Elsa yang mencibir pelan. "Maaf bukan tugas saya. Ada bagian lain yang lebih pantas mendampingi bapak bukan saya. Lagian pekerjaan saya masih banyak."

"Biarkan tugas kamu dikerjakan tim marketing yang lain," rayu Farhan yang sudah panas dingin menanti jawaban penolakan dari Elsa.

"Cuma sebentar saja, kan? Ada tim marketing lainnya yang juga ikut meeting?"

Bagaikan mukjizat jika Elsa berkata seperti itu. Wajah Farhan langsung berseri dan mengangguk cepat.

"Kita berangkat sekarang. Saya tunggu di mobil!" perintah Farhan dengan tegas. Ia tidak ingin Elsa berubah pikiran makanya harus gerak cepat.

Dengan langkah lesu, Derra memasukan laptop ke dalam tas. Ia sendiri tidak paham meeting di luar untuk bagian apa soalnya dari tim marketing tidak ada pemberitahuan apa pun atau saja ada tetapi ia tak paham karena sedari tadi bergelut dengan rasa kecemasan dan penasaran terhadap Arsha.

Mobil milik Farhan sudah menunggu depan lobi, ketika Derra membuka pintu tengah cukup terkejut karena tidak ada orang lain di sana selain Farhan.

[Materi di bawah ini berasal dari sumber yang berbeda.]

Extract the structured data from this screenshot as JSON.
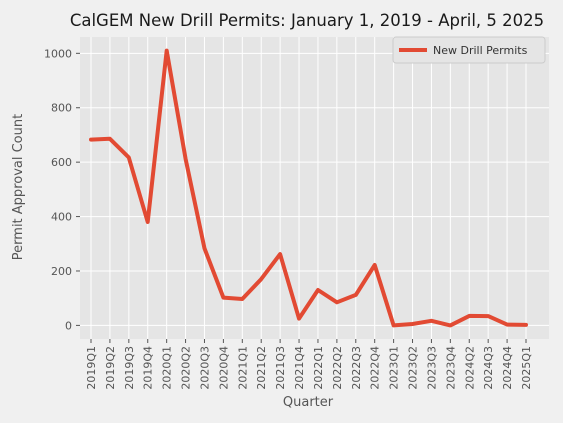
{
  "chart_data": {
    "type": "line",
    "title": "CalGEM New Drill Permits: January 1, 2019 - April, 5 2025",
    "xlabel": "Quarter",
    "ylabel": "Permit Approval Count",
    "categories": [
      "2019Q1",
      "2019Q2",
      "2019Q3",
      "2019Q4",
      "2020Q1",
      "2020Q2",
      "2020Q3",
      "2020Q4",
      "2021Q1",
      "2021Q2",
      "2021Q3",
      "2021Q4",
      "2022Q1",
      "2022Q2",
      "2022Q3",
      "2022Q4",
      "2023Q1",
      "2023Q2",
      "2023Q3",
      "2023Q4",
      "2024Q2",
      "2024Q3",
      "2024Q4",
      "2025Q1"
    ],
    "series": [
      {
        "name": "New Drill Permits",
        "color": "#e24a33",
        "values": [
          683,
          686,
          617,
          380,
          1010,
          612,
          283,
          102,
          97,
          170,
          262,
          25,
          130,
          85,
          112,
          222,
          0,
          5,
          17,
          0,
          35,
          34,
          3,
          2
        ]
      }
    ],
    "yticks": [
      0,
      200,
      400,
      600,
      800,
      1000
    ],
    "ylim": [
      -50,
      1060
    ],
    "grid": true,
    "legend": "top-right",
    "colors": {
      "figure_background": "#f0f0f0",
      "axes_background": "#e5e5e5",
      "grid": "#ffffff",
      "line": "#e24a33"
    }
  }
}
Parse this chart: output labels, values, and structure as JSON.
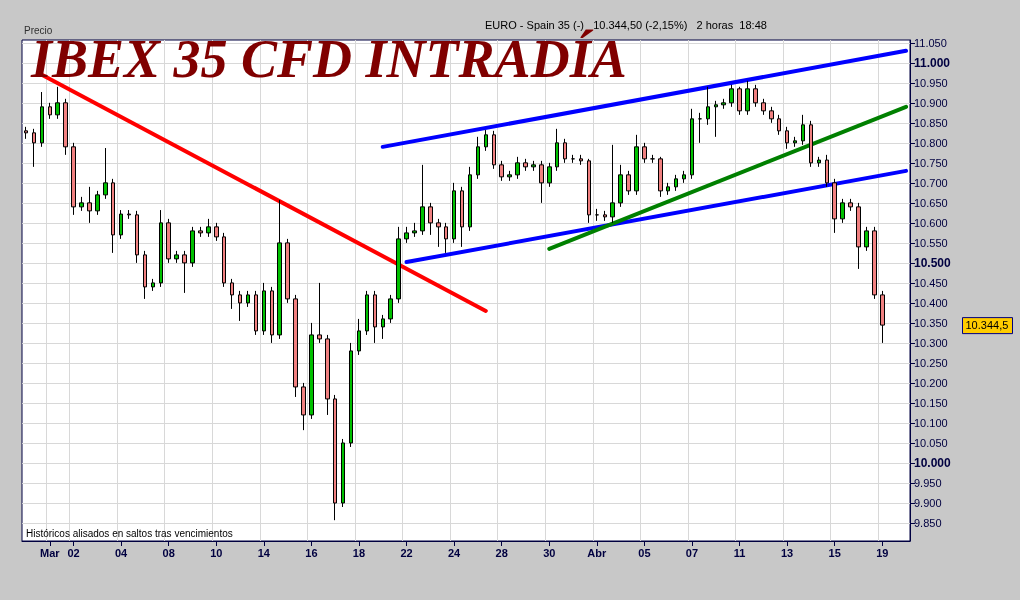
{
  "chart_data": {
    "type": "candlestick",
    "title": "IBEX 35 CFD INTRADÍA",
    "subtitle": "EURO - Spain 35 (-)   10.344,50 (-2,15%)   2 horas  18:48",
    "ylabel": "Precio",
    "annotations": [
      "Históricos alisados en saltos tras vencimientos",
      "10.344,5"
    ],
    "categories": [
      null,
      null,
      null,
      "Mar",
      null,
      null,
      "02",
      null,
      null,
      null,
      null,
      null,
      "04",
      null,
      null,
      null,
      null,
      null,
      "08",
      null,
      null,
      null,
      null,
      null,
      "10",
      null,
      null,
      null,
      null,
      null,
      "14",
      null,
      null,
      null,
      null,
      null,
      "16",
      null,
      null,
      null,
      null,
      null,
      "18",
      null,
      null,
      null,
      null,
      null,
      "22",
      null,
      null,
      null,
      null,
      null,
      "24",
      null,
      null,
      null,
      null,
      null,
      "28",
      null,
      null,
      null,
      null,
      null,
      "30",
      null,
      null,
      null,
      null,
      null,
      "Abr",
      null,
      null,
      null,
      null,
      null,
      "05",
      null,
      null,
      null,
      null,
      null,
      "07",
      null,
      null,
      null,
      null,
      null,
      "11",
      null,
      null,
      null,
      null,
      null,
      "13",
      null,
      null,
      null,
      null,
      null,
      "15",
      null,
      null,
      null,
      null,
      null,
      "19",
      null,
      null,
      null
    ],
    "ohlc": [
      [
        10830,
        10840,
        10810,
        10825
      ],
      [
        10825,
        10835,
        10740,
        10800
      ],
      [
        10800,
        10927,
        10790,
        10890
      ],
      [
        10890,
        10900,
        10860,
        10870
      ],
      [
        10870,
        10940,
        10860,
        10900
      ],
      [
        10900,
        10910,
        10770,
        10790
      ],
      [
        10790,
        10800,
        10620,
        10640
      ],
      [
        10640,
        10665,
        10630,
        10650
      ],
      [
        10650,
        10690,
        10600,
        10630
      ],
      [
        10630,
        10680,
        10620,
        10670
      ],
      [
        10670,
        10787,
        10660,
        10700
      ],
      [
        10700,
        10710,
        10525,
        10570
      ],
      [
        10570,
        10632,
        10560,
        10622
      ],
      [
        10622,
        10632,
        10610,
        10620
      ],
      [
        10620,
        10630,
        10500,
        10520
      ],
      [
        10520,
        10530,
        10410,
        10440
      ],
      [
        10440,
        10460,
        10430,
        10450
      ],
      [
        10450,
        10632,
        10440,
        10600
      ],
      [
        10600,
        10610,
        10500,
        10510
      ],
      [
        10510,
        10530,
        10500,
        10520
      ],
      [
        10520,
        10530,
        10425,
        10500
      ],
      [
        10500,
        10590,
        10490,
        10580
      ],
      [
        10580,
        10590,
        10565,
        10575
      ],
      [
        10575,
        10610,
        10565,
        10590
      ],
      [
        10590,
        10600,
        10555,
        10565
      ],
      [
        10565,
        10575,
        10440,
        10450
      ],
      [
        10450,
        10460,
        10385,
        10420
      ],
      [
        10420,
        10430,
        10355,
        10400
      ],
      [
        10400,
        10430,
        10390,
        10420
      ],
      [
        10420,
        10430,
        10320,
        10330
      ],
      [
        10330,
        10450,
        10320,
        10430
      ],
      [
        10430,
        10440,
        10300,
        10320
      ],
      [
        10320,
        10657,
        10310,
        10550
      ],
      [
        10550,
        10560,
        10400,
        10410
      ],
      [
        10410,
        10420,
        10165,
        10190
      ],
      [
        10190,
        10200,
        10082,
        10120
      ],
      [
        10120,
        10350,
        10110,
        10320
      ],
      [
        10320,
        10450,
        10300,
        10310
      ],
      [
        10310,
        10320,
        10120,
        10160
      ],
      [
        10160,
        10170,
        9857,
        9900
      ],
      [
        9900,
        10060,
        9890,
        10050
      ],
      [
        10050,
        10300,
        10040,
        10280
      ],
      [
        10280,
        10360,
        10270,
        10330
      ],
      [
        10330,
        10430,
        10320,
        10420
      ],
      [
        10420,
        10430,
        10300,
        10340
      ],
      [
        10340,
        10370,
        10310,
        10360
      ],
      [
        10360,
        10420,
        10350,
        10410
      ],
      [
        10410,
        10590,
        10400,
        10560
      ],
      [
        10560,
        10590,
        10550,
        10575
      ],
      [
        10575,
        10600,
        10565,
        10580
      ],
      [
        10580,
        10745,
        10570,
        10640
      ],
      [
        10640,
        10650,
        10570,
        10600
      ],
      [
        10600,
        10610,
        10540,
        10590
      ],
      [
        10590,
        10600,
        10525,
        10560
      ],
      [
        10560,
        10700,
        10550,
        10680
      ],
      [
        10680,
        10690,
        10540,
        10590
      ],
      [
        10590,
        10740,
        10580,
        10720
      ],
      [
        10720,
        10815,
        10710,
        10790
      ],
      [
        10790,
        10832,
        10780,
        10820
      ],
      [
        10820,
        10830,
        10735,
        10745
      ],
      [
        10745,
        10755,
        10705,
        10715
      ],
      [
        10715,
        10730,
        10705,
        10720
      ],
      [
        10720,
        10765,
        10710,
        10750
      ],
      [
        10750,
        10760,
        10730,
        10740
      ],
      [
        10740,
        10755,
        10730,
        10745
      ],
      [
        10745,
        10755,
        10650,
        10700
      ],
      [
        10700,
        10750,
        10690,
        10740
      ],
      [
        10740,
        10835,
        10730,
        10800
      ],
      [
        10800,
        10810,
        10750,
        10760
      ],
      [
        10760,
        10770,
        10750,
        10760
      ],
      [
        10760,
        10770,
        10745,
        10755
      ],
      [
        10755,
        10760,
        10600,
        10620
      ],
      [
        10620,
        10635,
        10605,
        10620
      ],
      [
        10620,
        10630,
        10605,
        10615
      ],
      [
        10615,
        10795,
        10600,
        10650
      ],
      [
        10650,
        10745,
        10640,
        10720
      ],
      [
        10720,
        10730,
        10670,
        10680
      ],
      [
        10680,
        10820,
        10670,
        10790
      ],
      [
        10790,
        10800,
        10750,
        10760
      ],
      [
        10760,
        10770,
        10750,
        10760
      ],
      [
        10760,
        10765,
        10665,
        10680
      ],
      [
        10680,
        10700,
        10670,
        10690
      ],
      [
        10690,
        10720,
        10680,
        10710
      ],
      [
        10710,
        10730,
        10700,
        10720
      ],
      [
        10720,
        10885,
        10710,
        10860
      ],
      [
        10860,
        10875,
        10800,
        10860
      ],
      [
        10860,
        10940,
        10845,
        10890
      ],
      [
        10890,
        10905,
        10815,
        10895
      ],
      [
        10895,
        10910,
        10885,
        10900
      ],
      [
        10900,
        10945,
        10890,
        10935
      ],
      [
        10935,
        10940,
        10870,
        10880
      ],
      [
        10880,
        10955,
        10870,
        10935
      ],
      [
        10935,
        10945,
        10890,
        10900
      ],
      [
        10900,
        10910,
        10870,
        10880
      ],
      [
        10880,
        10890,
        10850,
        10860
      ],
      [
        10860,
        10870,
        10820,
        10830
      ],
      [
        10830,
        10840,
        10785,
        10800
      ],
      [
        10800,
        10815,
        10790,
        10805
      ],
      [
        10805,
        10870,
        10795,
        10845
      ],
      [
        10845,
        10855,
        10740,
        10750
      ],
      [
        10750,
        10765,
        10740,
        10757
      ],
      [
        10757,
        10770,
        10690,
        10700
      ],
      [
        10700,
        10710,
        10575,
        10610
      ],
      [
        10610,
        10660,
        10600,
        10650
      ],
      [
        10650,
        10660,
        10630,
        10640
      ],
      [
        10640,
        10650,
        10485,
        10540
      ],
      [
        10540,
        10590,
        10530,
        10580
      ],
      [
        10580,
        10590,
        10410,
        10420
      ],
      [
        10420,
        10430,
        10300,
        10344.5
      ],
      null,
      null,
      null
    ],
    "series": [
      {
        "type": "line",
        "color": "#ff0000",
        "values": [
          null,
          null,
          10970,
          null,
          null,
          null,
          null,
          null,
          null,
          null,
          null,
          null,
          null,
          null,
          null,
          null,
          null,
          null,
          null,
          null,
          null,
          null,
          null,
          null,
          null,
          null,
          null,
          null,
          null,
          null,
          null,
          null,
          null,
          null,
          null,
          null,
          null,
          null,
          null,
          null,
          null,
          null,
          null,
          null,
          null,
          null,
          null,
          null,
          null,
          null,
          null,
          null,
          null,
          null,
          null,
          null,
          null,
          null,
          10380,
          null,
          null,
          null,
          null,
          null,
          null,
          null,
          null,
          null,
          null,
          null,
          null,
          null,
          null,
          null,
          null,
          null,
          null,
          null,
          null,
          null,
          null,
          null,
          null,
          null,
          null,
          null,
          null,
          null,
          null,
          null,
          null,
          null,
          null,
          null,
          null,
          null,
          null,
          null,
          null,
          null,
          null,
          null,
          null,
          null,
          null,
          null,
          null,
          null,
          null,
          null,
          null,
          null
        ]
      },
      {
        "type": "line",
        "color": "#0000ff",
        "values": [
          null,
          null,
          null,
          null,
          null,
          null,
          null,
          null,
          null,
          null,
          null,
          null,
          null,
          null,
          null,
          null,
          null,
          null,
          null,
          null,
          null,
          null,
          null,
          null,
          null,
          null,
          null,
          null,
          null,
          null,
          null,
          null,
          null,
          null,
          null,
          null,
          null,
          null,
          null,
          null,
          null,
          null,
          null,
          null,
          null,
          10790,
          null,
          null,
          null,
          null,
          null,
          null,
          null,
          null,
          null,
          null,
          null,
          null,
          null,
          null,
          null,
          null,
          null,
          null,
          null,
          null,
          null,
          null,
          null,
          null,
          null,
          null,
          null,
          null,
          null,
          null,
          null,
          null,
          null,
          null,
          null,
          null,
          null,
          null,
          null,
          null,
          null,
          null,
          null,
          null,
          null,
          null,
          null,
          null,
          null,
          null,
          null,
          null,
          null,
          null,
          null,
          null,
          null,
          null,
          null,
          null,
          null,
          null,
          null,
          null,
          null,
          11030
        ]
      },
      {
        "type": "line",
        "color": "#0000ff",
        "values": [
          null,
          null,
          null,
          null,
          null,
          null,
          null,
          null,
          null,
          null,
          null,
          null,
          null,
          null,
          null,
          null,
          null,
          null,
          null,
          null,
          null,
          null,
          null,
          null,
          null,
          null,
          null,
          null,
          null,
          null,
          null,
          null,
          null,
          null,
          null,
          null,
          null,
          null,
          null,
          null,
          null,
          null,
          null,
          null,
          null,
          null,
          null,
          null,
          10502,
          null,
          null,
          null,
          null,
          null,
          null,
          null,
          null,
          null,
          null,
          null,
          null,
          null,
          null,
          null,
          null,
          null,
          null,
          null,
          null,
          null,
          null,
          null,
          null,
          null,
          null,
          null,
          null,
          null,
          null,
          null,
          null,
          null,
          null,
          null,
          null,
          null,
          null,
          null,
          null,
          null,
          null,
          null,
          null,
          null,
          null,
          null,
          null,
          null,
          null,
          null,
          null,
          null,
          null,
          null,
          null,
          null,
          null,
          null,
          null,
          null,
          null,
          10730
        ]
      },
      {
        "type": "line",
        "color": "#008000",
        "values": [
          null,
          null,
          null,
          null,
          null,
          null,
          null,
          null,
          null,
          null,
          null,
          null,
          null,
          null,
          null,
          null,
          null,
          null,
          null,
          null,
          null,
          null,
          null,
          null,
          null,
          null,
          null,
          null,
          null,
          null,
          null,
          null,
          null,
          null,
          null,
          null,
          null,
          null,
          null,
          null,
          null,
          null,
          null,
          null,
          null,
          null,
          null,
          null,
          null,
          null,
          null,
          null,
          null,
          null,
          null,
          null,
          null,
          null,
          null,
          null,
          null,
          null,
          null,
          null,
          null,
          null,
          10535,
          null,
          null,
          null,
          null,
          null,
          null,
          null,
          null,
          null,
          null,
          null,
          null,
          null,
          null,
          null,
          null,
          null,
          null,
          null,
          null,
          null,
          null,
          null,
          null,
          null,
          null,
          null,
          null,
          null,
          null,
          null,
          null,
          null,
          null,
          null,
          null,
          null,
          null,
          null,
          null,
          null,
          null,
          null,
          null,
          10890
        ]
      }
    ],
    "marker": "none",
    "ylim": [
      9805,
      11057
    ],
    "yticks": [
      {
        "value": 9850,
        "label": "9.850"
      },
      {
        "value": 9900,
        "label": "9.900"
      },
      {
        "value": 9950,
        "label": "9.950"
      },
      {
        "value": 10000,
        "label": "10.000"
      },
      {
        "value": 10050,
        "label": "10.050"
      },
      {
        "value": 10100,
        "label": "10.100"
      },
      {
        "value": 10150,
        "label": "10.150"
      },
      {
        "value": 10200,
        "label": "10.200"
      },
      {
        "value": 10250,
        "label": "10.250"
      },
      {
        "value": 10300,
        "label": "10.300"
      },
      {
        "value": 10350,
        "label": "10.350"
      },
      {
        "value": 10400,
        "label": "10.400"
      },
      {
        "value": 10450,
        "label": "10.450"
      },
      {
        "value": 10500,
        "label": "10.500"
      },
      {
        "value": 10550,
        "label": "10.550"
      },
      {
        "value": 10600,
        "label": "10.600"
      },
      {
        "value": 10650,
        "label": "10.650"
      },
      {
        "value": 10700,
        "label": "10.700"
      },
      {
        "value": 10750,
        "label": "10.750"
      },
      {
        "value": 10800,
        "label": "10.800"
      },
      {
        "value": 10850,
        "label": "10.850"
      },
      {
        "value": 10900,
        "label": "10.900"
      },
      {
        "value": 10950,
        "label": "10.950"
      },
      {
        "value": 11000,
        "label": "11.000"
      },
      {
        "value": 11050,
        "label": "11.050"
      }
    ],
    "grid": true
  }
}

"Katanya ada tim marketing lain?" protes Derra kesal karena dibohongi. Kalau seperti ini sama saja dia  berduaan dengan pimpinannya.

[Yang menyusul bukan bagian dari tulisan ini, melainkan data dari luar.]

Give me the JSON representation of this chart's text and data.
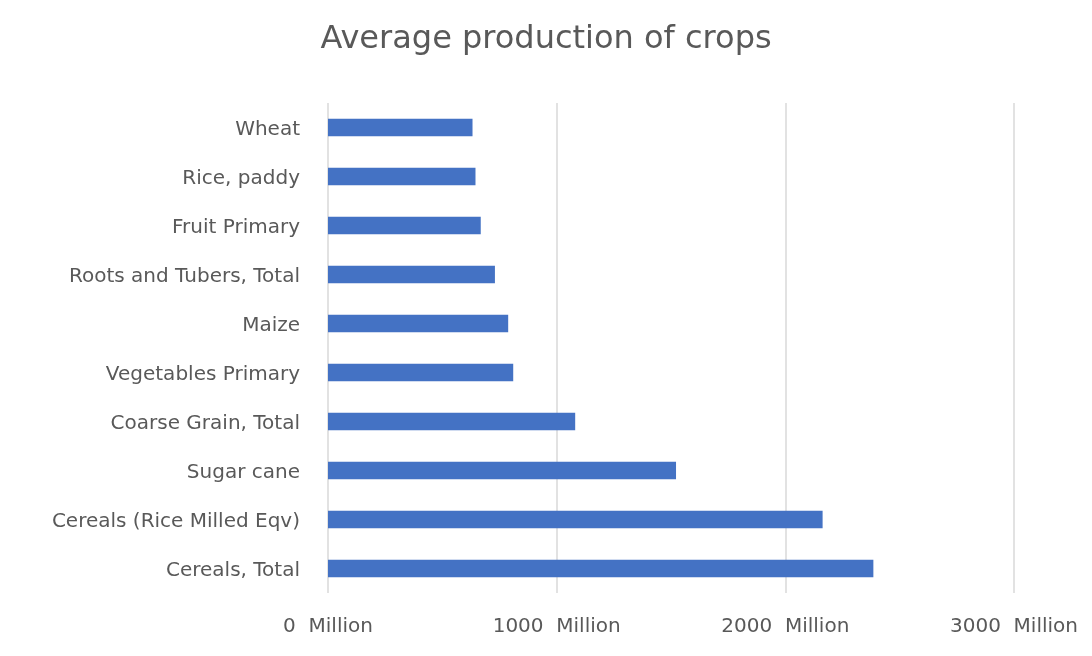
{
  "chart_data": {
    "type": "bar",
    "orientation": "horizontal",
    "title": "Average production of crops",
    "categories": [
      "Wheat",
      "Rice, paddy",
      "Fruit Primary",
      "Roots and Tubers, Total",
      "Maize",
      "Vegetables Primary",
      "Coarse Grain, Total",
      "Sugar cane",
      "Cereals (Rice Milled Eqv)",
      "Cereals, Total"
    ],
    "values": [
      632,
      645,
      668,
      730,
      788,
      810,
      1081,
      1522,
      2163,
      2385
    ],
    "color": "#4472c4",
    "xlim": [
      0,
      3000
    ],
    "xticks": [
      {
        "value": 0,
        "label": "0  Million"
      },
      {
        "value": 1000,
        "label": "1000  Million"
      },
      {
        "value": 2000,
        "label": "2000  Million"
      },
      {
        "value": 3000,
        "label": "3000  Million"
      }
    ],
    "grid": "x"
  }
}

"Sudah meluncur menggunakan mobil kantor."

Mau tak mau Derra masuk masih tanpa menaruh kecurigaan. Mobil melesat pelan keluar halaman perusahan dan  bergabung dengan kendaraan lain di jalanan.

Kecurigaan Derra muncul ketika mobil memasuki pelataran parkir sebuah rumah sakit.

"Pak, kok kita ke rumah sakit?" protes Derra dengan bingung.

Farhan memilih diam tanpa membalas pertanyaan Derra entah ke sekian kali dari tempat parkir sampai depan ruangan Mamah dirawat.

Sementara Arsha yang tengah menahan kantuk sangat terkejut ketika mendengar suara yang sangat ia kenal.

"Sialan, Farhan membawa Derra sekarang ke tempat ini," gerutunya sangat kesal. Arsha sangat panik, untung saja wanita itu masih terpejam.

Ia lalu memilih pergi lewat pintu samping paviliun karena tak mungkin bertemu dengan Derra di tempat ini.